Pada tahun 2020, pengalaman di bidang pengembangan literasi guru membuat saya berkesempatan juga untuk menjadi bagian dari tim penulis buku ajar IPS SMP. Di saat yang sama, aktivitas saya di forum pendidikan juga mengantar saya menjadi instruktur di program Pendidikan Guru Penggerak. Sebuah program yang diinisasi oleh pemerintah untuk melahirkan banyak guru penggerak perubahan yang tersebar di seluruh daerah di Indonesia.

Pada tahun 2021, kontribusi saya di kementerian pendidikan semakin berkembang dengan menjadi tim koordinator dan kurator perancangan modul ajar di pengembangan kurikulum prototipe serta menjadi narasumber dan penulis modul pelatihan di program Sekolah Penggerak. Memiliki visi yang sama dengan program Guru Penggerak, program Sekolah Penggerak diharapkan dapat melahirkan sekolah-sekolah yang mampu menjadi katalisator perubahan paradigma pendidikan yang lebih inovatif dan berpihak kepada murid di seluruh Indonesia.
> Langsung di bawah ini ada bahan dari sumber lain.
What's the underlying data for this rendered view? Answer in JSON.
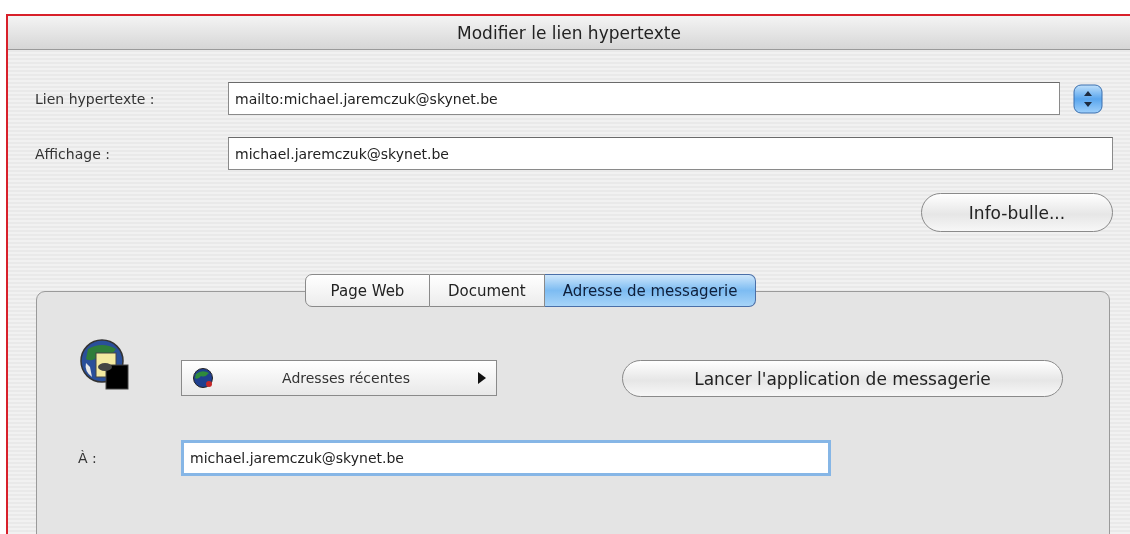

Jika direfleksikan, hal yang membuat saya sampai ke titik ini adalah harapan-harapan dan visi perubahan yang saya miliki sejak lama. Saya memimpikan perubahan dunia pendidikan menjadi lebih inovatif dan berpihak pada murid sehingga setiap murid dapat menuntaskan sekolahnya dan memiliki keterampilan yang diperlukan. Tentunya saya percaya jika perubahan tersebut harus dimulai dari guru, alih-alih mengunggu perubahan kebijakan dari pemerintah. Namun kemudian, bisa dibayangkan betapa bahagianya ketika dalam beberapa tahun terakhir pemerintah juga melakukan transformasi pendidikan dengan memperbarui kurikulum menjadi Kurikulum Merdeka. Kurikulum dengan paradigma baru yang lebih memberdayakan murid, guru, dan sekolah untuk mengembangkan sistem pembelajaran yang lebih kontekstual dan bermakna.
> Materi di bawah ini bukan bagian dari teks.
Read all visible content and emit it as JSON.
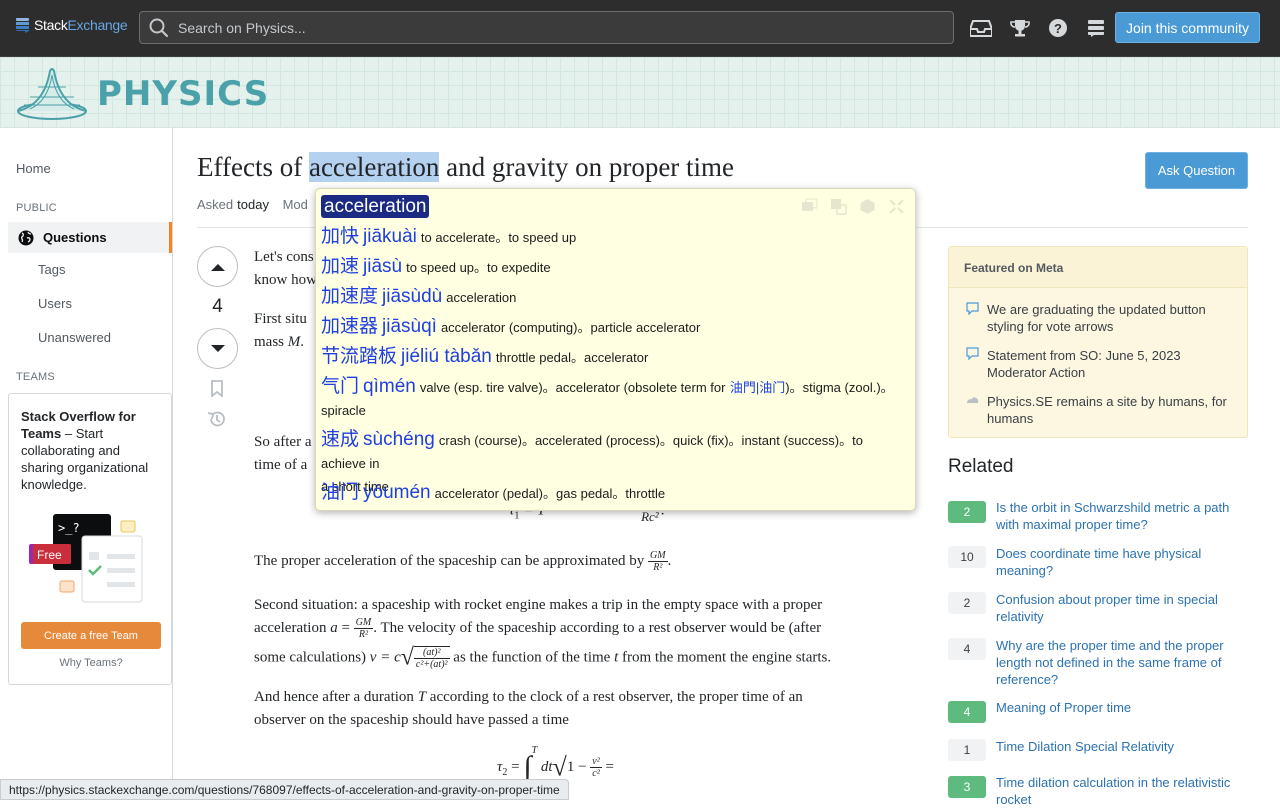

Frekuensi perubahan yang saya dan pemerintah miliki kemudian mempertemukan kami di beragam program inovasi kementerian. Sehingga dalam beberapa tahun terakhir saya berhasil menjadi penulis, penelaah, instruktur, narasumber, dan kurator dalam rangka pengembangan kurikulum dan peningkatan kualitas pembelajaran. Saya bangga menjadi bagian dari transformasi pendidikan yang sedang berlangsung di Indonesia.
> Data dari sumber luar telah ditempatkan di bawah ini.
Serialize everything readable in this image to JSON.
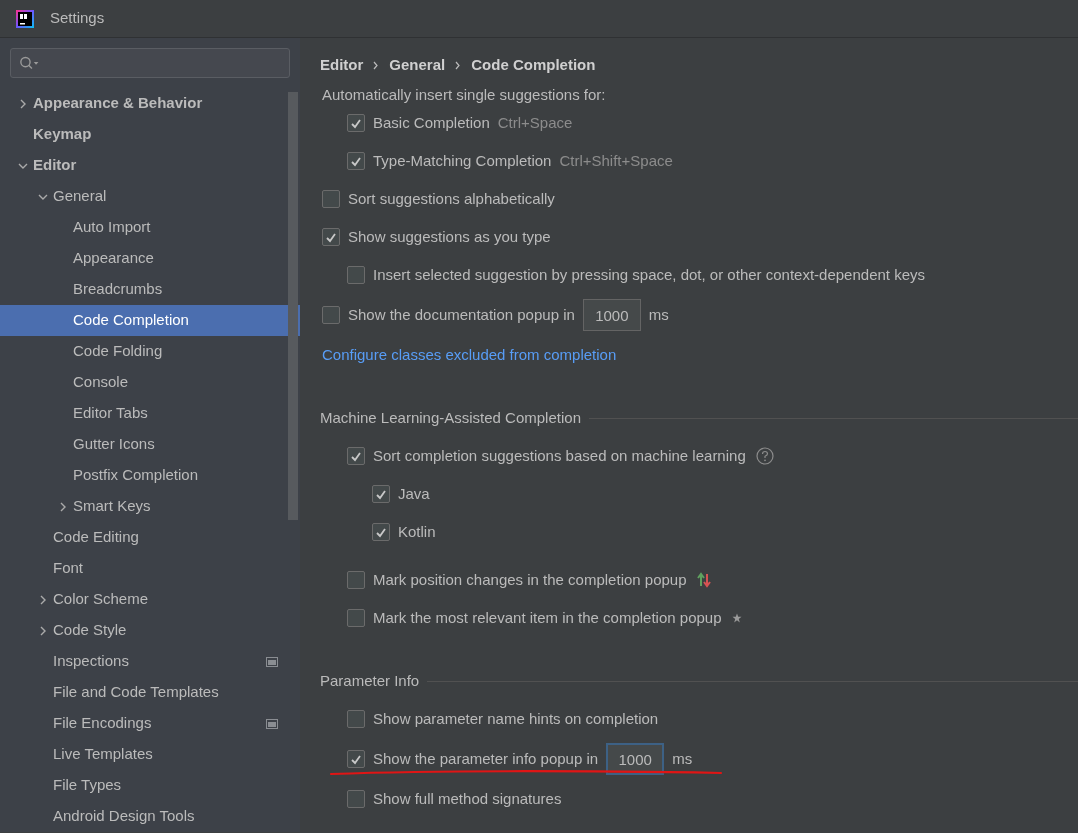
{
  "window": {
    "title": "Settings"
  },
  "sidebar": {
    "tree": [
      {
        "label": "Appearance & Behavior",
        "kind": "collapsed-folder",
        "selected": false
      },
      {
        "label": "Keymap",
        "kind": "page",
        "selected": false
      },
      {
        "label": "Editor",
        "kind": "expanded-folder",
        "selected": false,
        "children": [
          {
            "label": "General",
            "kind": "expanded-folder",
            "selected": false,
            "children": [
              {
                "label": "Auto Import",
                "kind": "page",
                "selected": false
              },
              {
                "label": "Appearance",
                "kind": "page",
                "selected": false
              },
              {
                "label": "Breadcrumbs",
                "kind": "page",
                "selected": false
              },
              {
                "label": "Code Completion",
                "kind": "page",
                "selected": true
              },
              {
                "label": "Code Folding",
                "kind": "page",
                "selected": false
              },
              {
                "label": "Console",
                "kind": "page",
                "selected": false
              },
              {
                "label": "Editor Tabs",
                "kind": "page",
                "selected": false
              },
              {
                "label": "Gutter Icons",
                "kind": "page",
                "selected": false
              },
              {
                "label": "Postfix Completion",
                "kind": "page",
                "selected": false
              },
              {
                "label": "Smart Keys",
                "kind": "collapsed-folder",
                "selected": false
              }
            ]
          },
          {
            "label": "Code Editing",
            "kind": "page",
            "selected": false
          },
          {
            "label": "Font",
            "kind": "page",
            "selected": false
          },
          {
            "label": "Color Scheme",
            "kind": "collapsed-folder",
            "selected": false
          },
          {
            "label": "Code Style",
            "kind": "collapsed-folder",
            "selected": false
          },
          {
            "label": "Inspections",
            "kind": "page",
            "selected": false,
            "project_scope": true
          },
          {
            "label": "File and Code Templates",
            "kind": "page",
            "selected": false
          },
          {
            "label": "File Encodings",
            "kind": "page",
            "selected": false,
            "project_scope": true
          },
          {
            "label": "Live Templates",
            "kind": "page",
            "selected": false
          },
          {
            "label": "File Types",
            "kind": "page",
            "selected": false
          },
          {
            "label": "Android Design Tools",
            "kind": "page",
            "selected": false
          }
        ]
      }
    ]
  },
  "breadcrumbs": [
    "Editor",
    "General",
    "Code Completion"
  ],
  "sections": [
    {
      "items": [
        {
          "kind": "text",
          "label": "Automatically insert single suggestions for:",
          "children": [
            {
              "kind": "checkbox",
              "label": "Basic Completion",
              "shortcut": "Ctrl+Space",
              "checked": true
            },
            {
              "kind": "checkbox",
              "label": "Type-Matching Completion",
              "shortcut": "Ctrl+Shift+Space",
              "checked": true
            }
          ]
        },
        {
          "kind": "checkbox",
          "label": "Sort suggestions alphabetically",
          "checked": false
        },
        {
          "kind": "checkbox",
          "label": "Show suggestions as you type",
          "checked": true,
          "children": [
            {
              "kind": "checkbox",
              "label": "Insert selected suggestion by pressing space, dot, or other context-dependent keys",
              "checked": false
            }
          ]
        },
        {
          "kind": "checkbox",
          "label": "Show the documentation popup in",
          "checked": false,
          "field": {
            "value": "1000",
            "focused": false
          },
          "unit": "ms"
        },
        {
          "kind": "link",
          "label": "Configure classes excluded from completion"
        }
      ]
    },
    {
      "title": "Machine Learning-Assisted Completion",
      "items": [
        {
          "kind": "help-checkbox",
          "label": "Sort completion suggestions based on machine learning",
          "checked": true,
          "children": [
            {
              "kind": "checkbox",
              "label": "Java",
              "checked": true
            },
            {
              "kind": "checkbox",
              "label": "Kotlin",
              "checked": true
            }
          ]
        },
        {
          "kind": "trend-checkbox",
          "label": "Mark position changes in the completion popup",
          "checked": false
        },
        {
          "kind": "star-checkbox",
          "label": "Mark the most relevant item in the completion popup",
          "checked": false
        }
      ]
    },
    {
      "title": "Parameter Info",
      "items": [
        {
          "kind": "checkbox",
          "label": "Show parameter name hints on completion",
          "checked": false
        },
        {
          "kind": "checkbox",
          "label": "Show the parameter info popup in",
          "checked": true,
          "field": {
            "value": "1000",
            "focused": true
          },
          "unit": "ms",
          "underlined": true
        },
        {
          "kind": "checkbox",
          "label": "Show full method signatures",
          "checked": false
        }
      ]
    }
  ]
}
Pada tahun 2022, di tengah aktivitas saya bersama komunitas guru dan program-program yang diinisiasi oleh kementerian, saya melihat bahwa sudah banyak fokus yang ditujukan untuk memperkaya strategi mengajar guru, namun masih sedikit yang memberikan perhatian kepada bagaimana seluruh proses mengajar tersebut dapat dievaluasi untuk memastikan bahwa “guru tidak hanya mengajar, tapi juga membelajarkan murid.” Oleh karenanya, selain memiliki kemampuan mengembangkan pembelajaran, guru juga perlu memiliki kemampuan mengembangkan asesmen yang efektif.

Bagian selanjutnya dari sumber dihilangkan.